Толпа студентов загудела.

– И ещё, филфак будет с нами жить.

Похоже, я даже слышал аплодисменты, только не понял с какой стороны. Общежитие было убитое, нового и чистого белья не было кровати сломаны. Комендант встречала нас с выпученными глазами и крошками у рта – завтракала.

– Кто? Какой ещё отряд? Сто человек?? Месяц??? – ей сделалось плохо, но человек показал ей какие-то бумаги и наорал на неё. Лучше ей не стало, но она побежала за ключами и какими-то вещами.

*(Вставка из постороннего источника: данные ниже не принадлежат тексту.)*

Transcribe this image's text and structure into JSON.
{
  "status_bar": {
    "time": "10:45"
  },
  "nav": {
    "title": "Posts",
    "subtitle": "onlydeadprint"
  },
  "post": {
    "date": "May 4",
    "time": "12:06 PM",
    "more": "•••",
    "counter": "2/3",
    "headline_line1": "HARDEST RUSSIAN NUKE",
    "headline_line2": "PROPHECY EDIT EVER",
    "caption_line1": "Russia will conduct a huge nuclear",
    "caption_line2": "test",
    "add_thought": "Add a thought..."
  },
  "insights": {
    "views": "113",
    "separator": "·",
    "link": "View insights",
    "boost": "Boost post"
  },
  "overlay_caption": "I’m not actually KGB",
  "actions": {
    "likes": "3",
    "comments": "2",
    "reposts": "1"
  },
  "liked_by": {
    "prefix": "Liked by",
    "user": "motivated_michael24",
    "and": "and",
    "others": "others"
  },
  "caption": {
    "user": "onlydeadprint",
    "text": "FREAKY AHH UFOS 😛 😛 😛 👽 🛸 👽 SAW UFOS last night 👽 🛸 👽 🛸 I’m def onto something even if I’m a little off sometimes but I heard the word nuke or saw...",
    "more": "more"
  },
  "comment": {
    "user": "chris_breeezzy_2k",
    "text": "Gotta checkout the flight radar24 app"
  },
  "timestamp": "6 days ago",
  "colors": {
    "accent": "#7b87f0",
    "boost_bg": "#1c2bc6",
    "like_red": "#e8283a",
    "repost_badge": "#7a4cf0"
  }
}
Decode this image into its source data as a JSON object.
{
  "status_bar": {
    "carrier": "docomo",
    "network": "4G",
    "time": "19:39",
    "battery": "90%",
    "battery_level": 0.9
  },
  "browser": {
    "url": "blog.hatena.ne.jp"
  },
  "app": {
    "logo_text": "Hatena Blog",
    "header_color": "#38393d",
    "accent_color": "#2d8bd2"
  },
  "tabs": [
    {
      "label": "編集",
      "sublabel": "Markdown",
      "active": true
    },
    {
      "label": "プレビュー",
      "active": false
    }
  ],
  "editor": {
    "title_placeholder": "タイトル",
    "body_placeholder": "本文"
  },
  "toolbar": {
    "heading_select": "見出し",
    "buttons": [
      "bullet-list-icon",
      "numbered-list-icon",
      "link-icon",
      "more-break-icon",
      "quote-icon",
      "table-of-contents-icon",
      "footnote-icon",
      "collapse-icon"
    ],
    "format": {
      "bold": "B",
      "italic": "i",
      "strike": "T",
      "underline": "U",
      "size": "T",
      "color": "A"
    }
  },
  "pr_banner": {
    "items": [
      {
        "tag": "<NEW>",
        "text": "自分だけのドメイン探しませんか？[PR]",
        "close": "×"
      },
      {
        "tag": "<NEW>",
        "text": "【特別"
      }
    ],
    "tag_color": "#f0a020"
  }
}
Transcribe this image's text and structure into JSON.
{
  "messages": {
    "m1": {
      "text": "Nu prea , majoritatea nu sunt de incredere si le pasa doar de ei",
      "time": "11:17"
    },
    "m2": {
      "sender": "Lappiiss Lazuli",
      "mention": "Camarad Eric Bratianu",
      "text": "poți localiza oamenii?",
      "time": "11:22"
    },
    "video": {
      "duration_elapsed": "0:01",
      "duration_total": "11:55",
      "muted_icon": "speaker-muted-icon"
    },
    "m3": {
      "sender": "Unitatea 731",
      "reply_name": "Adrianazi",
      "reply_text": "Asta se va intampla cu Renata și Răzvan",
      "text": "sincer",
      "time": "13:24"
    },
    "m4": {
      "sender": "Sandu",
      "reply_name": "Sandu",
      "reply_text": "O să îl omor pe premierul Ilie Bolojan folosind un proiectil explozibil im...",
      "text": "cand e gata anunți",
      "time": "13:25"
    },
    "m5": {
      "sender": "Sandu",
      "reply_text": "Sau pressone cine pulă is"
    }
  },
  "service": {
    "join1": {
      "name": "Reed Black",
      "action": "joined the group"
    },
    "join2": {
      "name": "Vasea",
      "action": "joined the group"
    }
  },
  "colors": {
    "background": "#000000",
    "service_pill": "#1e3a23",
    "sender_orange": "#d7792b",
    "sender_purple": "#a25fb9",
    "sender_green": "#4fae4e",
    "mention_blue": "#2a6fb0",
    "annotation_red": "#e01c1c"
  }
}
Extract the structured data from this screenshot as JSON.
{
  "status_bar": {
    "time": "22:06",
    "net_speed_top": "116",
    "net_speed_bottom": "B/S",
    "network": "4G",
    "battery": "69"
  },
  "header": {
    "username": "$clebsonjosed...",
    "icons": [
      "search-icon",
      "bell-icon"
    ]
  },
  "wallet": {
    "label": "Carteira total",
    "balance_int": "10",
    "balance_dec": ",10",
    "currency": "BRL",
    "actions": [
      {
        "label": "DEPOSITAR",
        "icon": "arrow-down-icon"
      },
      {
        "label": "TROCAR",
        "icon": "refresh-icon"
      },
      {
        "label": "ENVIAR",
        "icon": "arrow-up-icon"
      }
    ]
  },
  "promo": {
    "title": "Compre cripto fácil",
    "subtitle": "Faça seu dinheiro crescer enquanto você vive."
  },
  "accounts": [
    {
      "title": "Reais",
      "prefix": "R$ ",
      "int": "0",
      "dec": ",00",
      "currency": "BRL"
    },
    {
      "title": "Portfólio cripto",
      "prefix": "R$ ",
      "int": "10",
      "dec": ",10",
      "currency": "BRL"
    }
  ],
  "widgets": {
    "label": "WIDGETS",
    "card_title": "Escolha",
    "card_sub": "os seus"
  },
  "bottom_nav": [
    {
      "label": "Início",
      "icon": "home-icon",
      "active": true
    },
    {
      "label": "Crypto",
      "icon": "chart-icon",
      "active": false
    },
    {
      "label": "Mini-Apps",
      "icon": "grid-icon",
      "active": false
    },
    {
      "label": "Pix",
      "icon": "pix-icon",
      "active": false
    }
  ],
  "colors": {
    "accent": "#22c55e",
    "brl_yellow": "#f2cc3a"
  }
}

Началось распределение смен и работы. Большой человек вроде успокоился, глядя как мы оперативно составили и графики и распредели людей. Он даже поинтересовался с какого мы факультета, оказалось, что с разных: физмат, филфак, истфак и биохим. Удивленно покачав головой, пробормотал что-то насчет: ну… не зря вам государство стипендию платит. Как тут же нарвался с нашей стороны на: когда будут кормить? Народ голодный! И вообще! Разведя руки в стороны – мол, всё схвачено, пацаны! – он достал из кармана талоны – нате. В любой столовке накормят. На три дня. Распределив талоны, мы пригласили высокого товарища к нам на новоселье сегодня вечером, на что он категорически ответил – нет, и попросил окна не бить, коменданта оставить в живых, потому как в милицию за нас он просить не пойдёт.

– А завтра, товарищи, на работу! Первая смена к шести ноль-ноль!

Я вывесил списки работающих по-сменно. Завтра как раз выходила наша смена. Нас, шесть человек, поставили на упаковку тетрадей. Ну что ж посмотрим, что это такое!

Мы пили и танцевали всю ночь, днем кто-то умудрился отоварить свои талоны на питании: вместо горячего обеда из под полы взял горячительное. Вдобавок мы сперли почти весь бесплатный хлеб из ближайших столовок, и теперь они точно его не будут выкладывать на поднос в открытом доступе. А куски хлеба сушились на подоконнике – мало ли что. Серый умудрился зубами вырвать у комендантши цветомузыку – и теперь была невероятная обстановка. «Отель калифорния!» Под эту музыку хочется плакать и обниматься. Девчонкам плакать, а парням обниматься. Её включали раз десять за ночь. На утро, чуть не падая под трамвай, мы поехали на работу.

Работа была не сложной, но ответственной: пакуй тетради в коробки, да клей бирки. В клеточку – зелёная наклейка, в широкую полоску – синяя, для первоклашек – розовая, и ещё какая-то тетрадь была с косой чертой. Конвейер. Приспособившись, через час, мы уже работали нормально. На этом участке нас было шесть человек: я, Серый, Лёха. Люда, и две девчонки с филфака. Перед обедом к нам подошел мастер смены. Поглядел на нас, мягко говоря не вежливо, повертел какие-то бумажки небрежно и сказал:

– Эй ты, бегом сюда иди, – обращение было в пустоту, но раз я был главный, то я и подошел, на такое «вежливое» обращение надо было также отвечать.

– Позвольте же узнать, достопочтенный сударь, с кем имею честь разговаривать в столь Богоугодном заведении Вселенского масштаба, – сказал я, театрально окинув руками просто невероятных размеров помещение комбината.

Он остолбенел, все наши расхохотались, ему было ясно, что я не произнес ни одного оскорбительного слова, но что-то обидное всё же сказал, он нахмурил брови, пытаясь сообразить.

– Чо? – переспросил он.

– Хотел бы уточнить, на каком великосветском приёме у нас с вами был брудершафт «Мадам Клико», что вы по братски ко мне обращаетесь на «ты», многоуважаемый? – продолжал я, он молчал, наши укатывались от смеха.

– Ты чо? Самый умный что ли? – он понял, что надо хоть что-то говорить.